Bangladesh is extremely crucial to India for geo-political considerations. There have been allegations of the country being used as a safe haven by different anti-India elements. While Bangladesh authorities have steadfastly denied such reports, it is no secret that ULFA, ISI and other organisations have used the country to foment trouble in India. The relationship between the two countries has gone through its fair share of ups and down over the years. The Teesta water agreement and Land Boundary Agreement continue to be sore points between the countries. The Manmohan Singh government failed to ratify either of the two deals primarily due to steadfast opposition from Trinamool Congress supremo Mamata Banerjee. So when the Modi government came to power, many assumed that the relationship would go further downhill. But thankfully, this hasn't been the case.
During her Bangladesh tour, Sushma Swaraj said that they were trying to get bipartisan support for the Teesta water agreement, even confirming that Mamata Banerjee was positive about it. The Land Border Agreement to redraw the border, aimed at making the porous border between the two countries much more manageable, will need constitutional amendment. The bill is currently in the Rajya Sabha. Incidentally, the Modi government, or at least a part of it is in favour of considerable relaxation of visa norms between the two countries. Just before Swaraj's visit, the Ministry of External Affairs floated the idea of allowing Bangladeshis below the age of 18 and above the age of 65 to visit India without visa. Though this was rejected by the Home Ministry, Swaraj inked a deal for the relaxation of visa norms for a certain category of travelers. India has also decided to give additional 100 megawatt power to Bangladesh from the gas-based power project at Palatana in Tripura. Swaraj also announced a grant of Rs 60 crore for implementation of various Small Development Projects in Bangladesh in the current financial year. "We have shed blood together… our destinies are linked, Swaraj said, adding that “India is always there for Bangladesh.”

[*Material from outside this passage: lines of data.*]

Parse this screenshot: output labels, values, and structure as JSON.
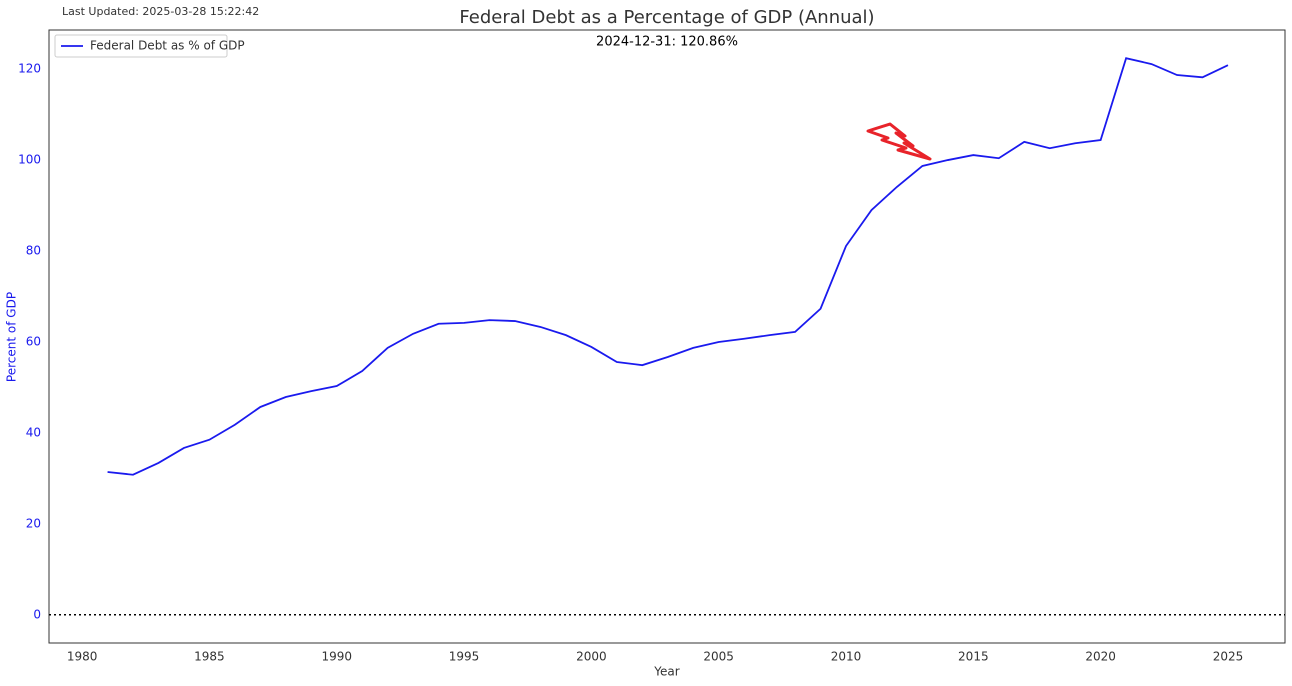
{
  "chart_data": {
    "type": "line",
    "title": "Federal Debt as a Percentage of GDP (Annual)",
    "updated": "Last Updated: 2025-03-28 15:22:42",
    "annotation": "2024-12-31: 120.86%",
    "xlabel": "Year",
    "ylabel": "Percent of GDP",
    "x": [
      1981,
      1982,
      1983,
      1984,
      1985,
      1986,
      1987,
      1988,
      1989,
      1990,
      1991,
      1992,
      1993,
      1994,
      1995,
      1996,
      1997,
      1998,
      1999,
      2000,
      2001,
      2002,
      2003,
      2004,
      2005,
      2006,
      2007,
      2008,
      2009,
      2010,
      2011,
      2012,
      2013,
      2014,
      2015,
      2016,
      2017,
      2018,
      2019,
      2020,
      2021,
      2022,
      2023,
      2024,
      2025
    ],
    "series": [
      {
        "name": "Federal Debt as % of GDP",
        "color": "#1a1aee",
        "values": [
          31.4,
          30.8,
          33.4,
          36.7,
          38.5,
          41.8,
          45.7,
          47.9,
          49.2,
          50.3,
          53.6,
          58.7,
          61.8,
          64.0,
          64.2,
          64.8,
          64.6,
          63.3,
          61.5,
          58.9,
          55.6,
          54.9,
          56.7,
          58.7,
          60.0,
          60.7,
          61.5,
          62.2,
          67.3,
          81.1,
          89.0,
          94.1,
          98.7,
          100.0,
          101.1,
          100.4,
          104.0,
          102.6,
          103.7,
          104.4,
          122.4,
          121.1,
          118.7,
          118.2,
          120.86
        ]
      }
    ],
    "xlim": [
      1978.7,
      2027.24
    ],
    "ylim": [
      -6.2,
      128.6
    ],
    "xticks": [
      1980,
      1985,
      1990,
      1995,
      2000,
      2005,
      2010,
      2015,
      2020,
      2025
    ],
    "yticks": [
      0,
      20,
      40,
      60,
      80,
      100,
      120
    ],
    "hline": 0,
    "grid": false,
    "legend": "upper left",
    "ytick_color": "#1a1aee"
  }
}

However, many believe that the government's overtures towards Bangladesh has more to do with ground realities than great love for them. China is close on the heels, willing to exert its soft power in Bangladesh and Sri Lanka. So the Modi government is looking to be alert and keep “friendly” nations by our side. Also, there has always been a latent anti-India sentiment in Bangladesh, especially among hardliners. Bangladesh is also going through a churning with a new generation awake and conscious of its rights after the Shahbag movement. They are also considerably liberal in their mindset and open to accept India as a friend. It is the right time for India to reach out to this aspiring class as a benevolent power and not merely act in a brusque manner with them.
The Teesta agreement if and when inked, will be a huge vote of confidence of India's willingness to maintain close relations with Bangladesh. Mamata Banerjee and her party is currently facing the heat from the CBI controversy of the Sharada scam. Hence they may be considerably subdued in their opposition if the Modi government pushes hard for it. On its part, Bangladesh also has to keep its share of the deal. It can't let its border be used for terrorist activities, irrespective of who is in power. Bangladesh has proposed to share rice with all the North Eastern states of India and has even offered to share their port with them for mutual benefit. The process of establishing good relations has just started and the path is fraught with many possible roadblocks in the way. It will take firm commitment from both sides to reach the desired destination. The acche din in the India-Bangladesh relationship is yet to come, but the future looks quite bright.